Building on the last blog post on deftype and defrecord, I decided to investigate more about defprotocol. Whereas deftype and defrecord can be thought of as “bags of data”, defprotocol defines beaviour for those.

A great post on the problem deftype, defrecord and defprotocol solves is Solving the Expression Problem with Clojure 1.2 by Stuart Sierra.

To get some deeper understanding of implementation of a protocol in ClojureSript, Raphael Boukara has a nice post. This has some of the same details as my last blog post.

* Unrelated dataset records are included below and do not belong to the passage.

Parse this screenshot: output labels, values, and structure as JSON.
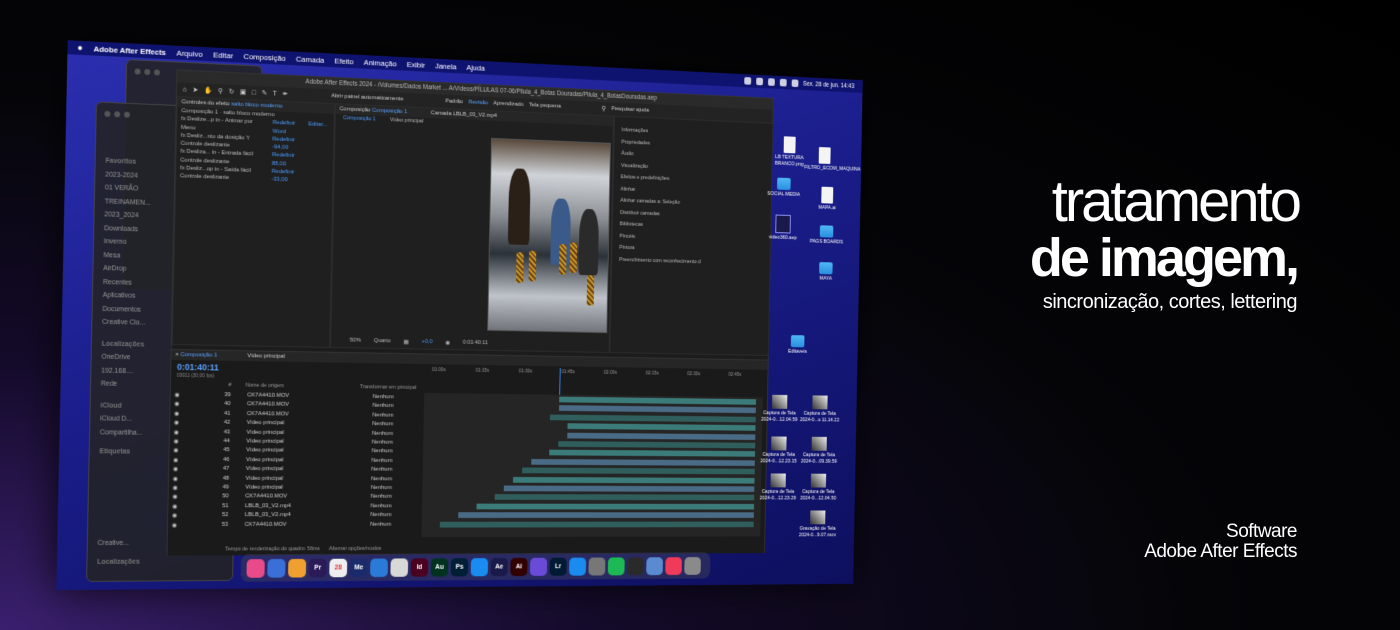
{
  "menubar": {
    "apple": "",
    "app": "Adobe After Effects",
    "items": [
      "Arquivo",
      "Editar",
      "Composição",
      "Camada",
      "Efeito",
      "Animação",
      "Exibir",
      "Janela",
      "Ajuda"
    ],
    "clock": "Sex. 28 de jun.  14:43"
  },
  "finder": {
    "favorites_header": "Favoritos",
    "items": [
      "2023-2024",
      "01 VERÃO",
      "TREINAMEN...",
      "2023_2024",
      "Downloads",
      "Inverno",
      "Mesa",
      "AirDrop",
      "Recentes",
      "Aplicativos",
      "Documentos",
      "Creative Clo..."
    ],
    "locations_header": "Localizações",
    "locations": [
      "OneDrive",
      "192.168....",
      "Rede"
    ],
    "icloud_header": "iCloud",
    "icloud": [
      "iCloud D...",
      "Compartilha..."
    ],
    "tags_header": "Etiquetas",
    "creative": "Creative...",
    "loc2": "Localizações"
  },
  "ae": {
    "title": "Adobe After Effects 2024 - /Volumes/Dados Market ... A/Vídeos/PÍLULAS 07-06/Pilula_4_Botas Douradas/Pilula_4_BotasDouradas.aep",
    "auto_open": "Abrir painel automaticamente",
    "workspace": [
      "Padrão",
      "Revisão",
      "Aprendizado",
      "Tela pequena"
    ],
    "effects_panel": "Controles do efeito",
    "effects_layer": "salto bloco moderno",
    "comp_tab": "Composição",
    "comp_name": "Composição 1",
    "effects_rows": [
      {
        "label": "Composição 1 · salto bloco moderno",
        "v": ""
      },
      {
        "label": "fx  Deslize...p in - Animar por",
        "v": "Redefinir",
        "e": "Editar..."
      },
      {
        "label": "    Menu",
        "v": "Word"
      },
      {
        "label": "fx  Desliz...nto da dosição Y",
        "v": "Redefinir"
      },
      {
        "label": "    Controle deslizante",
        "v": "-94,00"
      },
      {
        "label": "fx  Desliza... in - Entrada fácil",
        "v": "Redefinir"
      },
      {
        "label": "    Controle deslizante",
        "v": "88,00"
      },
      {
        "label": "fx  Desliz...op in - Saída fácil",
        "v": "Redefinir"
      },
      {
        "label": "    Controle deslizante",
        "v": "-33,00"
      }
    ],
    "footage_tab": "Camada LBLB_03_V2.mp4",
    "comp_subtabs": [
      "Composição 1",
      "Vídeo principal"
    ],
    "viewer_zoom": "50%",
    "viewer_res": "Quarto",
    "viewer_exposure": "+0,0",
    "viewer_time": "0:01:40:11",
    "right_panel": {
      "search": "Pesquisar ajuda",
      "items": [
        "Informações",
        "Propriedades",
        "Áudio",
        "Visualização",
        "Efeitos e predefinições",
        "Alinhar",
        "Alinhar camadas a:  Seleção",
        "Distribuir camadas",
        "Bibliotecas",
        "Pincéis",
        "Pintura",
        "Preenchimento com reconhecimento d"
      ]
    },
    "timeline": {
      "tab": "Composição 1",
      "tab2": "Vídeo principal",
      "time": "0:01:40:11",
      "fps": "03011 (30,00 fps)",
      "cols": [
        "#",
        "Nome de origem",
        "Transformar em principal"
      ],
      "ruler": [
        "01:00s",
        "01:15s",
        "01:30s",
        "01:45s",
        "02:00s",
        "02:15s",
        "02:30s",
        "02:45s"
      ],
      "layers": [
        {
          "n": "39",
          "name": "CK7A4410.MOV",
          "p": "Nenhum"
        },
        {
          "n": "40",
          "name": "CK7A4410.MOV",
          "p": "Nenhum"
        },
        {
          "n": "41",
          "name": "CK7A4410.MOV",
          "p": "Nenhum"
        },
        {
          "n": "42",
          "name": "Vídeo principal",
          "p": "Nenhum"
        },
        {
          "n": "43",
          "name": "Vídeo principal",
          "p": "Nenhum"
        },
        {
          "n": "44",
          "name": "Vídeo principal",
          "p": "Nenhum"
        },
        {
          "n": "45",
          "name": "Vídeo principal",
          "p": "Nenhum"
        },
        {
          "n": "46",
          "name": "Vídeo principal",
          "p": "Nenhum"
        },
        {
          "n": "47",
          "name": "Vídeo principal",
          "p": "Nenhum"
        },
        {
          "n": "48",
          "name": "Vídeo principal",
          "p": "Nenhum"
        },
        {
          "n": "49",
          "name": "Vídeo principal",
          "p": "Nenhum"
        },
        {
          "n": "50",
          "name": "CK7A4410.MOV",
          "p": "Nenhum"
        },
        {
          "n": "51",
          "name": "LBLB_03_V2.mp4",
          "p": "Nenhum"
        },
        {
          "n": "52",
          "name": "LBLB_03_V2.mp4",
          "p": "Nenhum"
        },
        {
          "n": "53",
          "name": "CK7A4410.MOV",
          "p": "Nenhum"
        }
      ],
      "render_time": "Tempo de renderização do quadro: 56ms",
      "toggle": "Alternar opções/modos"
    }
  },
  "desktop": {
    "icons": [
      {
        "label": "LB TEXTURA BRANCO.png",
        "kind": "doc"
      },
      {
        "label": "FILTRO_ECOM_MAQUINA.xmp",
        "kind": "doc"
      },
      {
        "label": "SOCIAL MEDIA",
        "kind": "fold"
      },
      {
        "label": "MAPA.ai",
        "kind": "doc"
      },
      {
        "label": "video360.aep",
        "kind": "ae"
      },
      {
        "label": "PAGS BOARDS",
        "kind": "fold"
      },
      {
        "label": "MAYA",
        "kind": "fold"
      },
      {
        "label": "Editaveis",
        "kind": "fold"
      },
      {
        "label": "Captura de Tela 2024-0...12.04.59",
        "kind": "shot"
      },
      {
        "label": "Captura de Tela 2024-0...s 11.14.22",
        "kind": "shot"
      },
      {
        "label": "Captura de Tela 2024-0...12.23.15",
        "kind": "shot"
      },
      {
        "label": "Captura de Tela 2024-0...09.39.59",
        "kind": "shot"
      },
      {
        "label": "Captura de Tela 2024-0...12.23.29",
        "kind": "shot"
      },
      {
        "label": "Captura de Tela 2024-0...12.04.50",
        "kind": "shot"
      },
      {
        "label": "Gravação de Tela 2024-0...9.07.mov",
        "kind": "shot"
      }
    ]
  },
  "dock": {
    "apps": [
      {
        "label": "",
        "c": "#e94a8a"
      },
      {
        "label": "",
        "c": "#3a6fd8"
      },
      {
        "label": "",
        "c": "#f0a030"
      },
      {
        "label": "Pr",
        "c": "#2b1a57"
      },
      {
        "label": "28",
        "c": "#eeeeee"
      },
      {
        "label": "Me",
        "c": "#1a2a6a"
      },
      {
        "label": "",
        "c": "#2a7bd8"
      },
      {
        "label": "",
        "c": "#d8d8d8"
      },
      {
        "label": "Id",
        "c": "#49021f"
      },
      {
        "label": "Au",
        "c": "#00331f"
      },
      {
        "label": "Ps",
        "c": "#001e36"
      },
      {
        "label": "",
        "c": "#1a8cf0"
      },
      {
        "label": "Ae",
        "c": "#1a1a4a"
      },
      {
        "label": "Ai",
        "c": "#330000"
      },
      {
        "label": "",
        "c": "#6a4bd8"
      },
      {
        "label": "Lr",
        "c": "#001a33"
      },
      {
        "label": "",
        "c": "#1a8cf0"
      },
      {
        "label": "",
        "c": "#777777"
      },
      {
        "label": "",
        "c": "#1db954"
      },
      {
        "label": "",
        "c": "#2a2a2a"
      },
      {
        "label": "",
        "c": "#5a8ad0"
      },
      {
        "label": "",
        "c": "#f03a5a"
      },
      {
        "label": "",
        "c": "#8a8a8a"
      }
    ]
  },
  "headline": {
    "line1": "tratamento",
    "line2": "de imagem,",
    "line3": "sincronização, cortes, lettering",
    "footer1": "Software",
    "footer2": "Adobe After Effects"
  }
}
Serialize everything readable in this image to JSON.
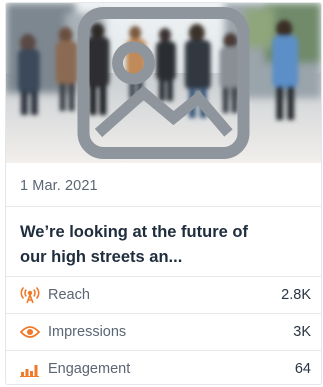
{
  "post": {
    "date": "1 Mar. 2021",
    "title_line1": "We’re looking at the future of",
    "title_line2": "our high streets an..."
  },
  "metrics": [
    {
      "label": "Reach",
      "value": "2.8K",
      "icon": "broadcast-icon"
    },
    {
      "label": "Impressions",
      "value": "3K",
      "icon": "eye-icon"
    },
    {
      "label": "Engagement",
      "value": "64",
      "icon": "bar-chart-icon"
    }
  ],
  "colors": {
    "accent": "#f07a2a",
    "text": "#1f2d3d",
    "muted": "#5c6675",
    "border": "#e6e8eb"
  }
}
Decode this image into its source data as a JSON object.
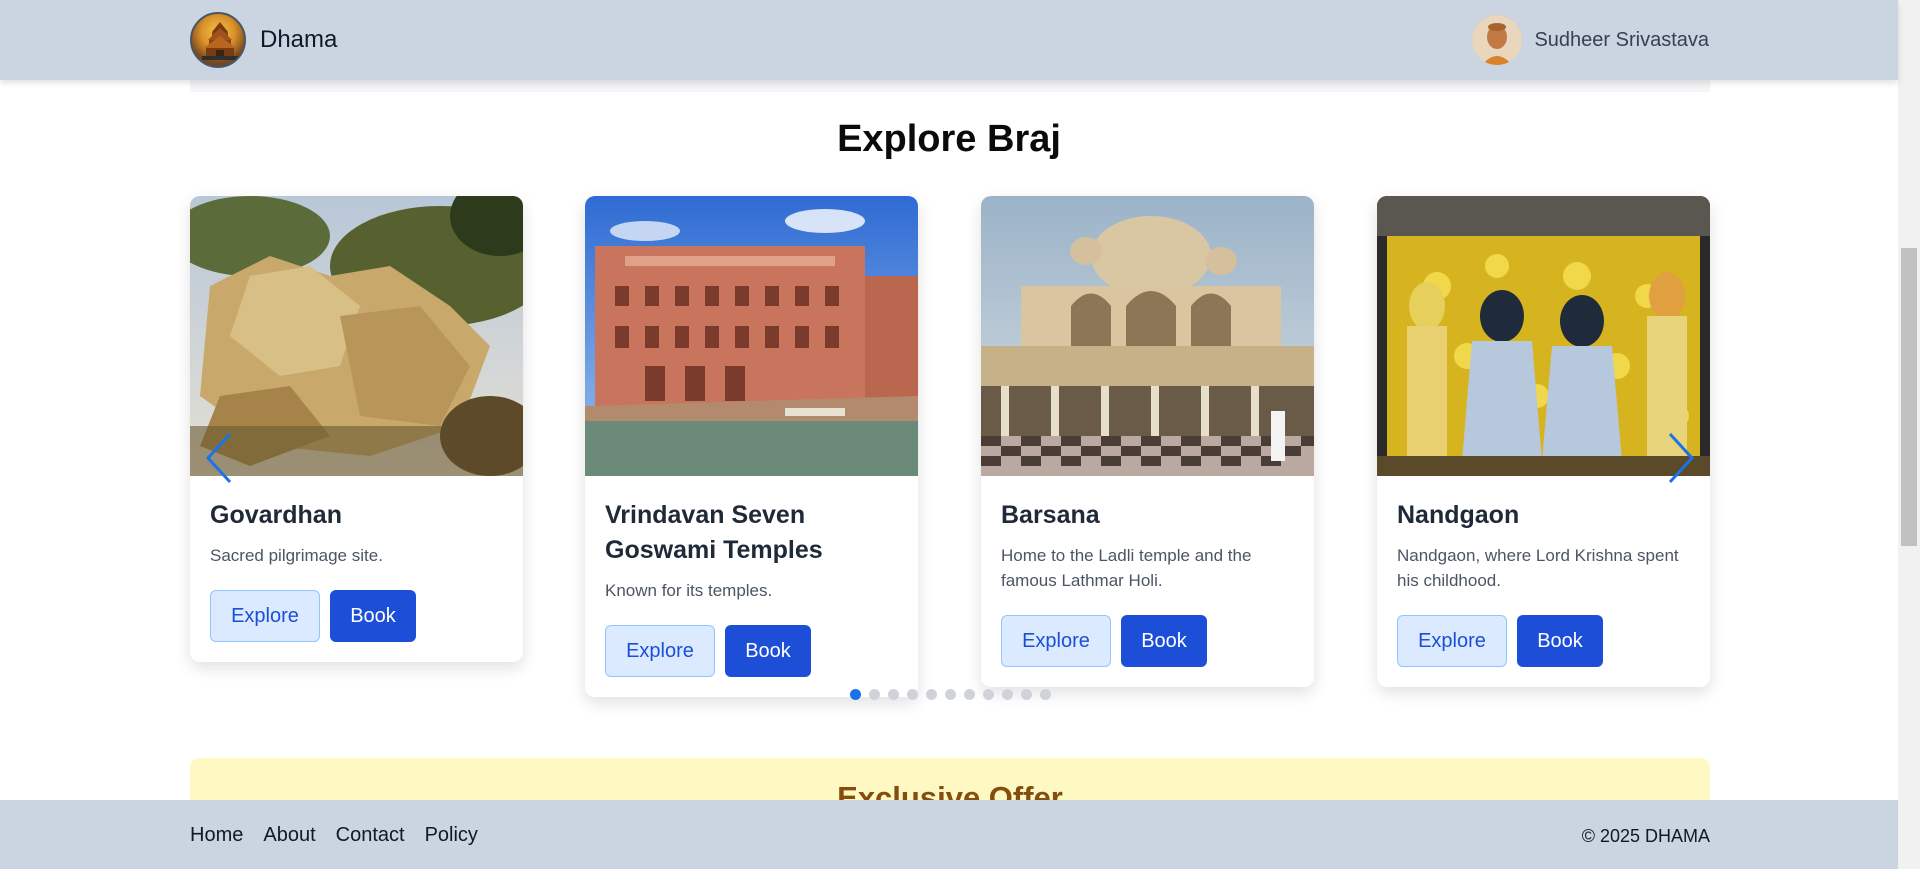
{
  "header": {
    "brand_name": "Dhama",
    "logo_icon": "temple-logo-icon",
    "user_name": "Sudheer Srivastava",
    "avatar_icon": "user-avatar"
  },
  "section": {
    "title": "Explore Braj"
  },
  "carousel": {
    "cards": [
      {
        "title": "Govardhan",
        "description": "Sacred pilgrimage site.",
        "explore_label": "Explore",
        "book_label": "Book",
        "image": "rocky-hill-photo"
      },
      {
        "title": "Vrindavan Seven Goswami Temples",
        "description": "Known for its temples.",
        "explore_label": "Explore",
        "book_label": "Book",
        "image": "ghat-palace-photo"
      },
      {
        "title": "Barsana",
        "description": "Home to the Ladli temple and the famous Lathmar Holi.",
        "explore_label": "Explore",
        "book_label": "Book",
        "image": "temple-courtyard-photo"
      },
      {
        "title": "Nandgaon",
        "description": "Nandgaon, where Lord Krishna spent his childhood.",
        "explore_label": "Explore",
        "book_label": "Book",
        "image": "deity-shrine-photo"
      }
    ],
    "prev_icon": "chevron-left-icon",
    "next_icon": "chevron-right-icon",
    "dot_count": 11,
    "active_dot": 0,
    "accent_color": "#1a73e8"
  },
  "offer": {
    "title": "Exclusive Offer"
  },
  "footer": {
    "links": [
      "Home",
      "About",
      "Contact",
      "Policy"
    ],
    "copyright": "© 2025 DHAMA"
  },
  "colors": {
    "header_bg": "#cbd5e1",
    "primary": "#1d4ed8",
    "explore_bg": "#dbeafe",
    "offer_bg": "#fef9c3",
    "offer_text": "#854d0e"
  }
}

In the comments section, toxi comment’s that

It’s maybe worth pointing out that if you define a protocol with multiple arities that CLJS will compile to a drastically more involved & slower code, causing 1 extra loop to copy arguments (never understood why) and 2 extra dispatch functions per each invocation (one for varargs and aritity selection, the other as you described). So if performance matters, define protocols in such a way that each protocol fn only uses a single arity…

hmmm…. I decided to investigate this claim.

## Down the rabbit hole

Code below creates a simple protocol and deftype. We’ll first examine the javascript generated and then benchmark it. Feel free to skip past the generated javascript.


(defprotocol P
(foo [this a])
(bar-me [this a] [this a b]))

(deftype Foo []
P
(foo [this a] 1)
(bar-me [this a] 1)
(bar-me [this a b] 1))


Its quite a bit of generated code, but the important javascript functions relating to the protocol P are:

1. bar_me - which examines the number of arguments given to the function given and then decides to call the appropriate arity function.
2. bar_me.cljs$core$IFn$_invoke$arity$2 - bar-me 2 arity js generated function (1 arity for the detype and another for parameter a). 3. bar_me.cljs$core$IFn$_invoke$arity$3 - bar-me 3 arity js generated function.

Also (bar-me (Foo.) 1) generates bar_me.cljs$core$IFn$_invoke$arity\$2((Foo.),(1));.

Whoaa! ClojureScript compiler already knows the number of appropriate arguments to the bar-me function. So it emits a direct call to the function 2 from above without going through function 1. This is counter to the claim made by toxi.

The only circumstance where the claim may be valid is when the compiler does not know the number of arguments passed i.e. the number of arguments is dynamic. This happens if bar-me is used via apply.

How slow, lets find out below.

## Benchmarks

Before I benchmark the protocols, I decided to set the base case to be - by explictly attaching a function baz to Foo’s prototype.

This adds a method called baz to Foo data type and it has similar behaviour to the foo function in the P protocol.

I tested the performance of the following:

All benchmarks were run on Mac OS X in Safari Technical Preview [Version 9.1.1 (11601.6.17, 11602.1.33)] browser.

Type Mean Timing Performance
Manual 9.17459080317946E-10 x
Simple protocol - foo 5.80548203721976E-09 6.3x
bar-me 1 arity 5.92361523817485E-09 6.4x
bar-me 2 arity 5.80063496123134E-09 6.3x
Simple protocol via apply 2.02819105288781E-07 221x
bar-me 1 arity via apply 2.77527422532859E-07 300x
bar-me 2 arity via apply 4.10717624610265E-07 448x

As suspected calling multi-arity protocols is no different from calling simple protocols if done directly. But boy, is apply expensive.

Also the timing difference between calling baz and foo gives us cost of using protocols. Its the cost associated with checking if the datatype is not null and checking if the appropriate method exists on the datatype.

Till next time!

Edit - David Nolen mentioned on Clojurians Slack that the performance degradation has everything to do with apply and almost nothing to do with protocols. So I’ve modified this post accordingly.